For all of its apparently static nature, charedi life is not immune from forces that impel change. Some of this is external, meaning that persons either leave or embrace charedi life, without the core group being much changed as a consequence. In either situation, the change breeds triumphalism, as when secularists gleefully point to ex-charedim in their ranks or when charedim parade their recruits.
Of greater significance are internal changes in charedi life and they are not uni-dimensional. In the U.S. and Israel, there is at once a trend away from traditional charedi practices and greater receptivity toward modernity and concurrently a trend toward greater insularity and rejection of modernity; at times, these seemingly antithetical trends occur in the same family. As an illustration, more intensive fundamentalism is evident at the basic educational levels, while there is greater workplace interaction with secular Jews.
Tel Aviv Mayor Ron Huldai recently attacked charedi schools, saying that they jeopardize Israeli life. He demanded that they be required to teach core academic subjects as required by Israeli law. As a companion piece, Amnon Rubinstein and Uriel Reichman, noted intellectuals and civil libertarians, have petitioned the High Court of Justice to compel charedi schools to teach these subjects. They point out that 20% of Jewish highschoolers in Israel attend schools that refuse to include academic subjects in the curriculum, a statistic which with others undermines data showing that charedim are but 6% of all Israelis.
A case can be made that many who are in yeshiva should have a more varied education, although it is not the business of the government or courts to tamper with the yeshiva system. Of note, a generation ago the U.S. Supreme Court ruled in Wisconsin v. Yoder that the First Amendment’s free exercise of religion clause barred states from compelling Amish children to attend school past the elementary school grades.

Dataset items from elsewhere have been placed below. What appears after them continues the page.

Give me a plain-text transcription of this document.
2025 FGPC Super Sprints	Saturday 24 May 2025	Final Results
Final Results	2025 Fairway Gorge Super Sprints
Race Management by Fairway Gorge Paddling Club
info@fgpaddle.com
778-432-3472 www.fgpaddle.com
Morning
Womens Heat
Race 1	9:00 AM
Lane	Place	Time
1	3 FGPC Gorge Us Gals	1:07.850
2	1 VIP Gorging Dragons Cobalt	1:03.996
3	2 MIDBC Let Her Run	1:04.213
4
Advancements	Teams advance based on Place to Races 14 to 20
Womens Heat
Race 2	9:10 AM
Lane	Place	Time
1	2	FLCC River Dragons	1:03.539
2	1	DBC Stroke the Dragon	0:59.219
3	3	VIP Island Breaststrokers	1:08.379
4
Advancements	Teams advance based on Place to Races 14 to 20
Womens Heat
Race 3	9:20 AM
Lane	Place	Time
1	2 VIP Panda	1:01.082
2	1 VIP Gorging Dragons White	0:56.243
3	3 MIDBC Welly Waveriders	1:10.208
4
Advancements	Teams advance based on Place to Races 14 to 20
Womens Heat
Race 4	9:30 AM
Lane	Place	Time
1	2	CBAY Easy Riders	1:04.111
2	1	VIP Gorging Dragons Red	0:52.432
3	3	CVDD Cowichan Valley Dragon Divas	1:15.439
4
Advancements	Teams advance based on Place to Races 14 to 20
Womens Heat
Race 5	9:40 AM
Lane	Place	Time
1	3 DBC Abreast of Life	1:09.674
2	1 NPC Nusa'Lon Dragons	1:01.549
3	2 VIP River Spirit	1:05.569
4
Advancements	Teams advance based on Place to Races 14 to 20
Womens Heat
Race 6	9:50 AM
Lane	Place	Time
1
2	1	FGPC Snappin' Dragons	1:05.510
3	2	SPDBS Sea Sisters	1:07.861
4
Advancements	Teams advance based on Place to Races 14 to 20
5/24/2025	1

Putting legalities aside, the anti-charedi case is predicated on the high incidence of poverty within the group, which critics assert arises from defective basic education that fails to provide students with the skills that they will need later in life. Boys are taught to study Torah and Talmud and little or nothing else and there is a heavy price to pay in terms of the cost to society and the cost to families down the road.
Apart from the transcendent benefit of Torah study to the wellbeing of Israel as a Jewish state, the issue of charedi poverty is more complicated. There is, in fact, significant charedi participation in the job market, albeit with a high incidence of these jobs being in schools and other communal positions that invariably are low paying. We should at least recognize the dedication of these workers.

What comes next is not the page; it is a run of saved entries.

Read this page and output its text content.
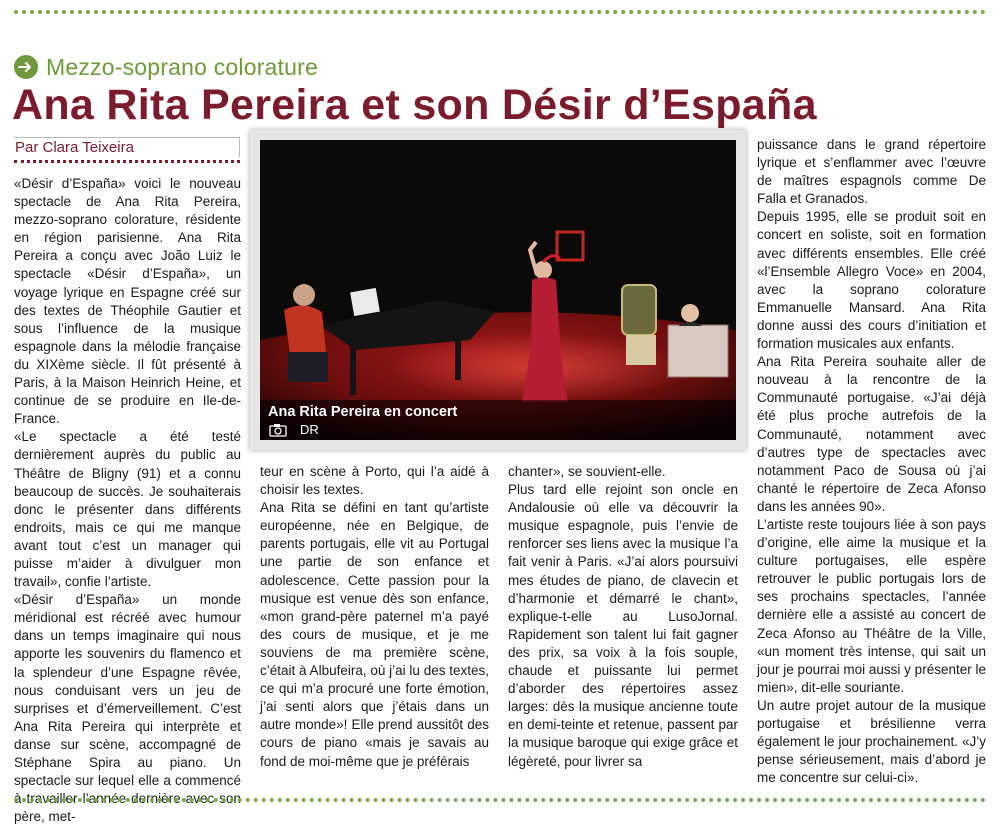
Mezzo-soprano colorature
Ana Rita Pereira et son Désir d’España
Par Clara Teixeira

«Désir d’España» voici le nouveau spectacle de Ana Rita Pereira, mezzo-soprano colorature, résidente en région parisienne. Ana Rita Pereira a conçu avec João Luiz le spectacle «Désir d’España», un voyage lyrique en Espagne créé sur des textes de Théophile Gautier et sous l’influence de la musique espagnole dans la mélodie française du XIXème siècle. Il fût présenté à Paris, à la Maison Heinrich Heine, et continue de se produire en Ile-de-France.

«Le spectacle a été testé dernièrement auprès du public au Théâtre de Bligny (91) et a connu beaucoup de succès. Je souhaiterais donc le présenter dans différents endroits, mais ce qui me manque avant tout c’est un manager qui puisse m’aider à divulguer mon travail», confie l’artiste.

«Désir d’España» un monde méridional est récréé avec humour dans un temps imaginaire qui nous apporte les souvenirs du flamenco et la splendeur d’une Espagne rêvée, nous conduisant vers un jeu de surprises et d’émerveillement. C’est Ana Rita Pereira qui interprète et danse sur scène, accompagné de Stéphane Spira au piano. Un spectacle sur lequel elle a commencé à travailler l’année dernière avec son père, met-

Ana Rita Pereira en concert
DR

teur en scène à Porto, qui l’a aidé à choisir les textes.

Ana Rita se défini en tant qu’artiste européenne, née en Belgique, de parents portugais, elle vit au Portugal une partie de son enfance et adolescence. Cette passion pour la musique est venue dès son enfance, «mon grand-père paternel m’a payé des cours de musique, et je me souviens de ma première scène, c’était à Albufeira, où j’ai lu des textes, ce qui m’a procuré une forte émotion, j’ai senti alors que j’étais dans un autre monde»! Elle prend aussitôt des cours de piano «mais je savais au fond de moi-même que je préférais

chanter», se souvient-elle.

Plus tard elle rejoint son oncle en Andalousie où elle va découvrir la musique espagnole, puis l’envie de renforcer ses liens avec la musique l’a fait venir à Paris. «J’ai alors poursuivi mes études de piano, de clavecin et d’harmonie et démarré le chant», explique-t-elle au LusoJornal. Rapidement son talent lui fait gagner des prix, sa voix à la fois souple, chaude et puissante lui permet d’aborder des répertoires assez larges: dès la musique ancienne toute en demi-teinte et retenue, passent par la musique baroque qui exige grâce et légèreté, pour livrer sa

puissance dans le grand répertoire lyrique et s’enflammer avec l’œuvre de maîtres espagnols comme De Falla et Granados.

Depuis 1995, elle se produit soit en concert en soliste, soit en formation avec différents ensembles. Elle créé «l’Ensemble Allegro Voce» en 2004, avec la soprano colorature Emmanuelle Mansard. Ana Rita donne aussi des cours d’initiation et formation musicales aux enfants.

Ana Rita Pereira souhaite aller de nouveau à la rencontre de la Communauté portugaise. «J’ai déjà été plus proche autrefois de la Communauté, notamment avec d’autres type de spectacles avec notamment Paco de Sousa où j’ai chanté le répertoire de Zeca Afonso dans les années 90».

L’artiste reste toujours liée à son pays d’origine, elle aime la musique et la culture portugaises, elle espère retrouver le public portugais lors de ses prochains spectacles, l’année dernière elle a assisté au concert de Zeca Afonso au Théâtre de la Ville, «un moment très intense, qui sait un jour je pourrai moi aussi y présenter le mien», dit-elle souriante.

Un autre projet autour de la musique portugaise et brésilienne verra également le jour prochainement. «J’y pense sérieusement, mais d’abord je me concentre sur celui-ci».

Unfortunately, even charedim who have better paying jobs are often below the poverty level, high fertility being the explanation. Despite changes in Israeli society that promote job training and education for professions among charedim, the fertility factor alone ensures that an ever-greater number of charedim will be greatly in need.
The more that secular forces attack charedi life and seek to enforce change, the more likely will charedi society put up barriers and strive to keep outside influences away. Our best hope is for accelerated internal change which while maintaining the essence of Torah education and lifestyle seeks to accommodate elements of modernity that inherently are not hostile to religious life. This may not be much to rely on, but it is the optimum approach.